As if traveling along the scorched shoreline of the River Styx, we were dismayed recently by what we saw among the wrack at Indian Wells Beach in Amagansett. The season’s first meaningful storm had dredged up a summer’s worth of bonfire remains. Blackened logs and chunks of burned wood littered a full third of a mile to the west — in December.
There were few other signs of human presence, save for a few footprints. Litter was at a minimum, except for a suspiciously high number of Corona beer caps and what apparently was the accidental losses of children’s toys. Several dozen yellow roses had drifted ashore, the result perhaps of a heartfelt memorial? But the appalling prevalence of bonfire detritis among the sea grass and shells left us saddened, upset that beachgoers would leave such messes behind and profoundly disappointed in the town officials who let this happen. It is much the same at the town’s other popular beaches.
Gripped by a nostalgia for decades gone by, those responsible for setting policy have blinded themselves to the reality of the present age. We wonder if the members of the East Hampton Town Trustees may not walk these same shores themselves. And the town board — we cannot believe that these unbroken rills of charred wood are how its members want to present our most-cherished asset to residents and visitors. We doubt they need to be really afraid of a bonfire-loving backlash at the November polls. So why the inaction?
Clearly, it is unpractical to ask town employees to enforce the existing no-burying regulation or make sure that the remains of fires are dug up the morning after. More must be done. For guidance, town officials need look no farther than East Hampton Village and the Town of Southampton, which have both in recent years instituted rules that all fires have to be within metal containers. These beaches are cleaner as a direct result.

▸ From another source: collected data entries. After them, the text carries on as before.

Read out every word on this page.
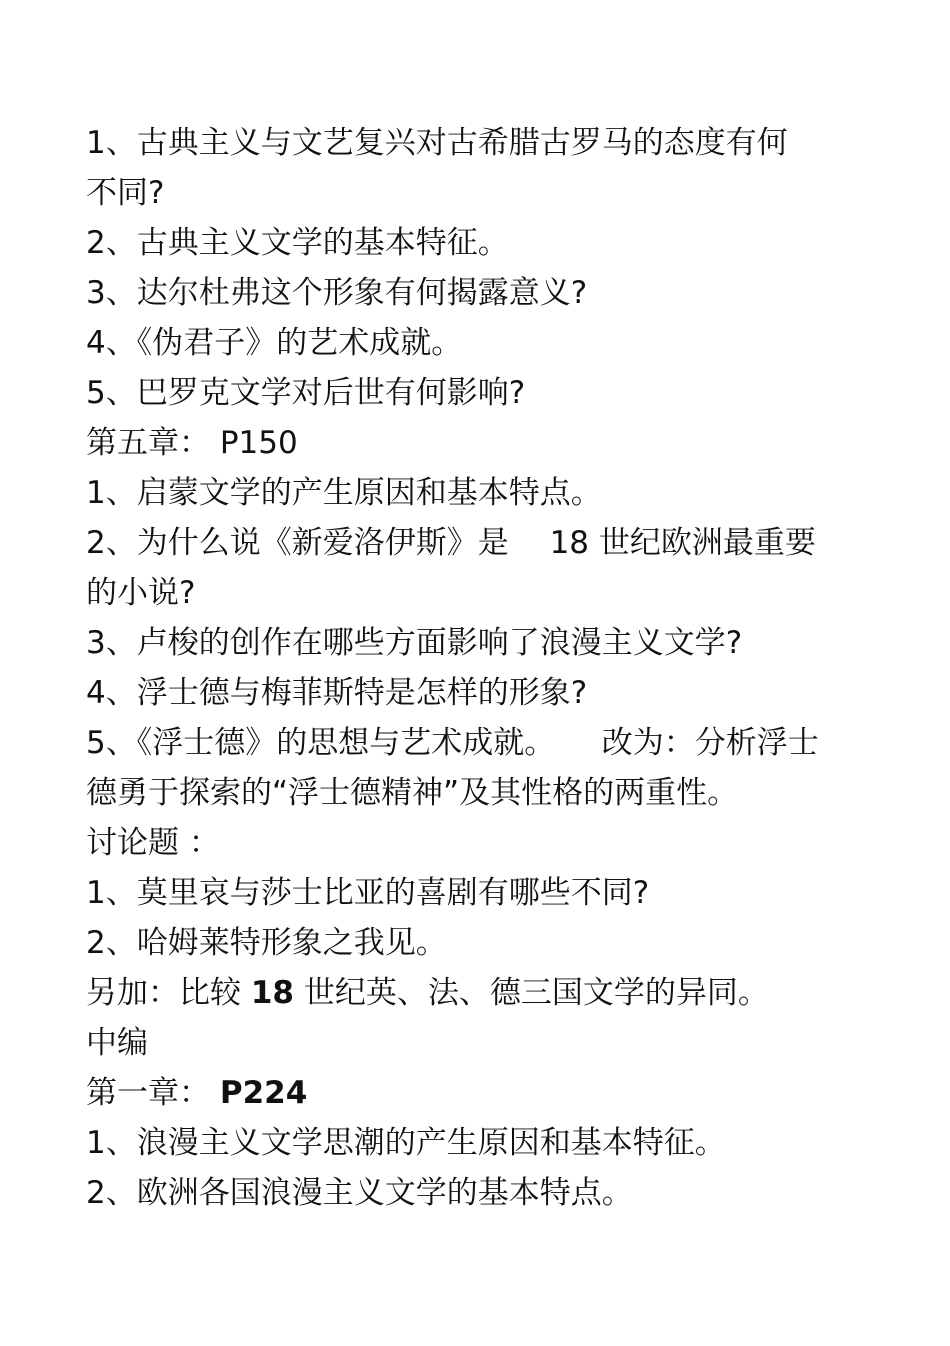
1、古典主义与文艺复兴对古希腊古罗马的态度有何
不同?
2、古典主义文学的基本特征。
3、达尔杜弗这个形象有何揭露意义?
4、《伪君子》的艺术成就。
5、巴罗克文学对后世有何影响?
第五章： P150
1、启蒙文学的产生原因和基本特点。
2、为什么说《新爱洛伊斯》是　 18 世纪欧洲最重要
的小说?
3、卢梭的创作在哪些方面影响了浪漫主义文学?
4、浮士德与梅菲斯特是怎样的形象?
5、《浮士德》的思想与艺术成就。　　改为：分析浮士
德勇于探索的“浮士德精神”及其性格的两重性。
讨论题 ：
1、莫里哀与莎士比亚的喜剧有哪些不同?
2、哈姆莱特形象之我见。
另加：比较 18 世纪英、法、德三国文学的异同。
中编
第一章： P224
1、浪漫主义文学思潮的产生原因和基本特征。
2、欧洲各国浪漫主义文学的基本特点。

It is completely unacceptable for beaches to be so mistreated and for a winter’s walk to be so disheartening. The trustees and town board need to recognize that times have changed and to work on new rules that take into account the much more intensive uses to which our public lands are subjected. There may still be a few places where uncontained bonfires are appropriate, but East Hampton Town’s most popular ocean and bay beaches are not among them.